Tuesday, July 7, 2009

Hydropower


If my count is correct, six of the 20 navigation locks and dams on the Ohio River have hydroelectric plants: Hannibal, Belleville, Greenup, Markland and McAlpine. Four were built in the 1980s and 1990s. American Municipal Power recently began construction on one at Cannelton.


Ideas have been floated for using the Ohio River current to generate power without attaching a power plant to a dam. One of the more recent is by McGinnis Inc. of South Point OH.


According to records at the Federal Energy Regulatory Commission, McGinnis has filed applications to study the feasibility of three “hydrokinetic” generating facilities in the Ohio River below the Robert C. Byrd, Newburgh and McAlpine locks and dams. All information is copied and pasted from the FERC Web site.


At Robert C. Byrd (formerly Gallipolis):

The proposed Robert C. Byrd Project would be located just downstream of the Robert C. Byrd Lock and Dam in an area of the Ohio River approximately 9,500-feet-long and 1,100-feet-wide and would consist of: (1) a single barge suspending up to 10 axial flow turbine generators into the river with a total installed capacity of 350 kilowatts;  (2) a new 300 to 8,000-foot-long, 13.5-kV transmission line; and (3) appurtenant facilities.

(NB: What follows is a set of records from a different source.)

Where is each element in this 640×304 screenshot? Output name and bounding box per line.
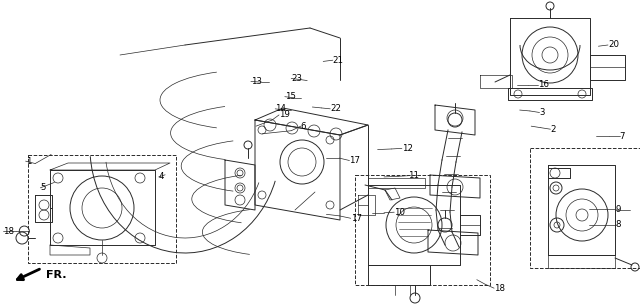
- Text: 2: 2: [550, 125, 556, 134]
- Text: 9: 9: [616, 205, 621, 214]
- Text: 13: 13: [251, 77, 262, 86]
- Bar: [530, 148, 640, 268]
- Text: 18: 18: [494, 284, 505, 293]
- Text: 19: 19: [279, 110, 290, 119]
- Text: 8: 8: [616, 220, 621, 230]
- Text: 17: 17: [349, 156, 360, 165]
- Text: 17: 17: [351, 214, 362, 223]
- Text: 21: 21: [333, 56, 344, 65]
- Bar: [28, 155, 176, 263]
- Text: 11: 11: [408, 171, 419, 180]
- Text: 15: 15: [285, 92, 296, 101]
- Text: 16: 16: [538, 80, 548, 89]
- Text: 10: 10: [394, 208, 405, 217]
- Text: 3: 3: [540, 108, 545, 117]
- Text: 22: 22: [330, 104, 341, 113]
- Text: 7: 7: [620, 132, 625, 141]
- Text: 18: 18: [3, 226, 14, 236]
- Text: 6: 6: [301, 122, 307, 131]
- Text: 20: 20: [608, 40, 619, 50]
- Bar: [355, 175, 490, 285]
- Text: 1: 1: [26, 157, 31, 166]
- Text: 23: 23: [291, 74, 302, 83]
- Text: 4: 4: [159, 172, 164, 181]
- Text: FR.: FR.: [46, 270, 67, 280]
- Text: 12: 12: [402, 144, 413, 153]
- Text: 5: 5: [40, 183, 46, 192]
- Text: 14: 14: [275, 104, 286, 113]
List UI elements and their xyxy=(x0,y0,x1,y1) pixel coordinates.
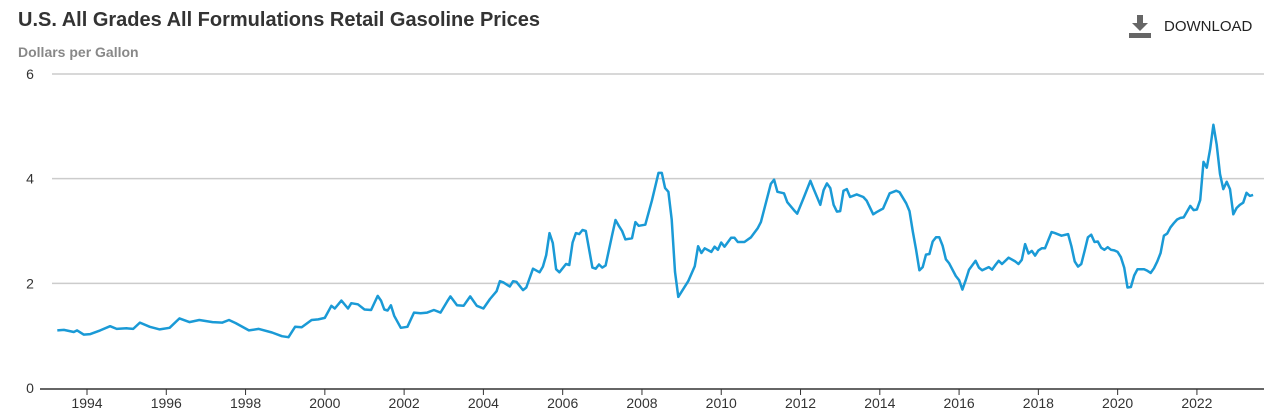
download-icon xyxy=(1129,15,1151,38)
x-tick-label: 2006 xyxy=(547,395,578,411)
x-tick-label: 2004 xyxy=(468,395,499,411)
y-tick-label: 4 xyxy=(26,171,34,187)
download-button[interactable]: DOWNLOAD xyxy=(1128,14,1252,38)
download-label: DOWNLOAD xyxy=(1164,17,1253,35)
y-tick-label: 2 xyxy=(26,275,34,291)
x-tick-label: 2012 xyxy=(785,395,816,411)
x-tick-label: 2010 xyxy=(706,395,737,411)
x-tick-label: 2018 xyxy=(1023,395,1054,411)
x-tick-label: 2022 xyxy=(1181,395,1212,411)
x-tick-label: 2000 xyxy=(309,395,340,411)
chart-title: U.S. All Grades All Formulations Retail … xyxy=(18,9,541,31)
x-axis: 1994 1996 1998 2000 2002 2004 2006 2008 2010 2012… xyxy=(40,388,1264,411)
x-tick-label: 2002 xyxy=(389,395,420,411)
y-tick-label: 6 xyxy=(26,66,34,82)
x-tick-label: 2014 xyxy=(864,395,895,411)
y-axis: 0 2 4 6 xyxy=(26,66,34,396)
x-tick-label: 1996 xyxy=(151,395,182,411)
series-layer xyxy=(57,123,1254,339)
price-line xyxy=(57,123,1254,339)
x-tick-label: 1998 xyxy=(230,395,261,411)
x-tick-label: 2020 xyxy=(1102,395,1133,411)
x-tick-label: 2016 xyxy=(944,395,975,411)
y-tick-label: 0 xyxy=(26,380,34,396)
x-tick-label: 1994 xyxy=(71,395,102,411)
chart-subtitle-units: Dollars per Gallon xyxy=(18,44,139,60)
x-tick-label: 2008 xyxy=(626,395,657,411)
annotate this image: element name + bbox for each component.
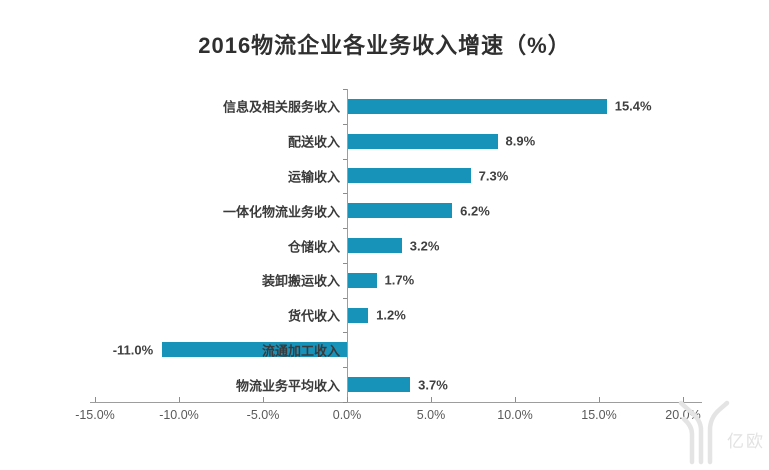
category-label: 物流业务平均收入 bbox=[235, 378, 340, 394]
category-axis-tick bbox=[343, 158, 347, 160]
x-axis-tick bbox=[683, 397, 684, 402]
x-axis-tick bbox=[263, 397, 264, 402]
value-label: 1.7% bbox=[384, 272, 415, 288]
value-label: 7.3% bbox=[478, 168, 509, 184]
x-axis-tick bbox=[95, 397, 96, 402]
category-axis-tick bbox=[343, 297, 347, 299]
bar-3 bbox=[348, 203, 453, 219]
x-axis-tick-label: 0.0% bbox=[332, 408, 362, 422]
bar-0 bbox=[348, 98, 607, 114]
category-label: 流通加工收入 bbox=[261, 343, 340, 359]
value-label: 6.2% bbox=[460, 203, 490, 219]
yiou-logo-watermark bbox=[678, 400, 730, 465]
category-label: 装卸搬运收入 bbox=[261, 273, 340, 289]
x-axis-line bbox=[90, 402, 702, 403]
bar-8 bbox=[348, 377, 411, 393]
watermark-text: 亿欧 bbox=[727, 432, 765, 451]
chart-title: 2016物流企业各业务收入增速（%） bbox=[198, 33, 571, 58]
category-axis-tick bbox=[343, 332, 347, 334]
bar-5 bbox=[348, 272, 377, 288]
value-label: 3.7% bbox=[418, 377, 448, 393]
x-axis-tick bbox=[431, 397, 432, 402]
x-axis-tick-label: 5.0% bbox=[416, 408, 446, 422]
x-axis-tick-label: -5.0% bbox=[246, 408, 280, 422]
category-label: 运输收入 bbox=[287, 169, 340, 185]
x-axis-tick bbox=[347, 397, 348, 402]
category-label: 信息及相关服务收入 bbox=[222, 99, 340, 115]
x-axis-tick bbox=[179, 397, 180, 402]
category-axis-tick bbox=[343, 402, 347, 403]
value-label: 8.9% bbox=[505, 133, 536, 149]
category-label: 一体化物流业务收入 bbox=[222, 204, 340, 220]
category-axis-tick bbox=[343, 228, 347, 230]
x-axis-tick-label: 15.0% bbox=[581, 408, 617, 422]
bar-2 bbox=[348, 168, 471, 184]
value-label: 1.2% bbox=[376, 307, 406, 323]
category-axis-tick bbox=[343, 262, 347, 264]
bar-7 bbox=[162, 342, 347, 358]
category-axis-tick bbox=[343, 367, 347, 369]
yiou-logo bbox=[678, 400, 730, 465]
category-axis-tick bbox=[343, 89, 347, 90]
bar-1 bbox=[348, 133, 498, 149]
value-label: -11.0% bbox=[112, 342, 154, 358]
value-label: 3.2% bbox=[409, 238, 440, 253]
x-axis-tick-label: 10.0% bbox=[497, 408, 533, 422]
x-axis-tick-label: -10.0% bbox=[159, 408, 199, 422]
x-axis-tick bbox=[515, 397, 516, 402]
x-axis-tick bbox=[599, 397, 600, 402]
bar-4 bbox=[348, 238, 402, 253]
category-label: 仓储收入 bbox=[287, 239, 340, 254]
value-label: 15.4% bbox=[614, 98, 652, 114]
category-label: 配送收入 bbox=[287, 134, 340, 150]
x-axis-tick-label: -15.0% bbox=[75, 408, 115, 422]
category-label: 货代收入 bbox=[287, 308, 340, 324]
y-axis-line bbox=[347, 89, 348, 402]
bar-6 bbox=[348, 307, 369, 323]
category-axis-tick bbox=[343, 193, 347, 195]
category-axis-tick bbox=[343, 123, 347, 125]
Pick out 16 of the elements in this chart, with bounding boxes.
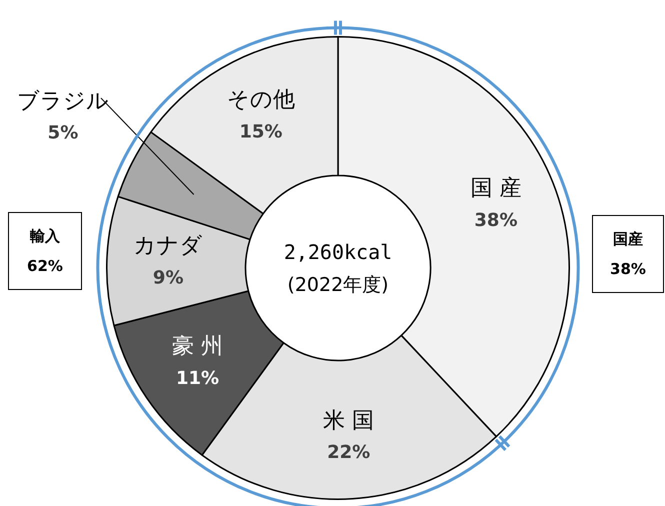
data-label: 9%: [152, 267, 184, 288]
data-label: 38%: [474, 210, 518, 232]
data-label: 11%: [176, 368, 220, 390]
slice-label: その他: [226, 87, 295, 112]
slice-label: 国 産: [470, 176, 522, 202]
slice-label: カナダ: [134, 233, 203, 258]
text: 輸入 62%: [8, 212, 82, 290]
text: (2022年度): [287, 274, 389, 296]
data-label: 15%: [239, 121, 282, 142]
data-label: 22%: [327, 442, 370, 464]
text: 国産 38%: [592, 215, 664, 293]
text: 2,260kcal: [284, 240, 392, 264]
data-label: 5%: [48, 122, 78, 144]
slice-label: ブラジル: [16, 88, 109, 114]
slice-label: 米 国: [323, 408, 374, 434]
slice-label: 豪 州: [172, 334, 223, 360]
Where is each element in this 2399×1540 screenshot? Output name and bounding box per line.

The project would have an estimated average annual generation of 1,533  megawatt-hours. 


At Newburgh: 

The proposed project would consist of: (1) a 100 to 300-foot-long by 20 to 52-foot-wide barge spudded down to the riverbed; (2) 10 6-8-foot-long by 6-8-foot-diameter turbine-generators mounted in line along the side of the barge; (3) one armored, high-voltage cable transmitting the generated power to the existing transmission line located adjacent to the proposed project area; and (4) appurtenant facilities. The proposed project would generate about 1,533 megawatt-hours. 


At McAlpine:

The proposed project would consist of: (1) a 100 to 300-foot-long by 20 to 52-foot-wide barge spudded down to the riverbed; (2) 10 6-8-foot-long by 6-8-foot-diameter turbine-generators mounted in line along the side of the barge; (3) one armored, high-voltage cable transmitting the generated power to the existing transmission line located adjacent to the proposed project area; and (4) appurtenant facilities. The proposed project would generate about 1,533 megawatt-hours. 


Whether any of this is feasible I have no idea, of course. That’s what engineers are paid to decide. And the Corps of Engineers and the Coast Guard will have to get involved, along with other federal agencies, as impacts on the environment, navigation, recreation and other uses are considered.


This is one of those times that I miss being a full-time newspaper person.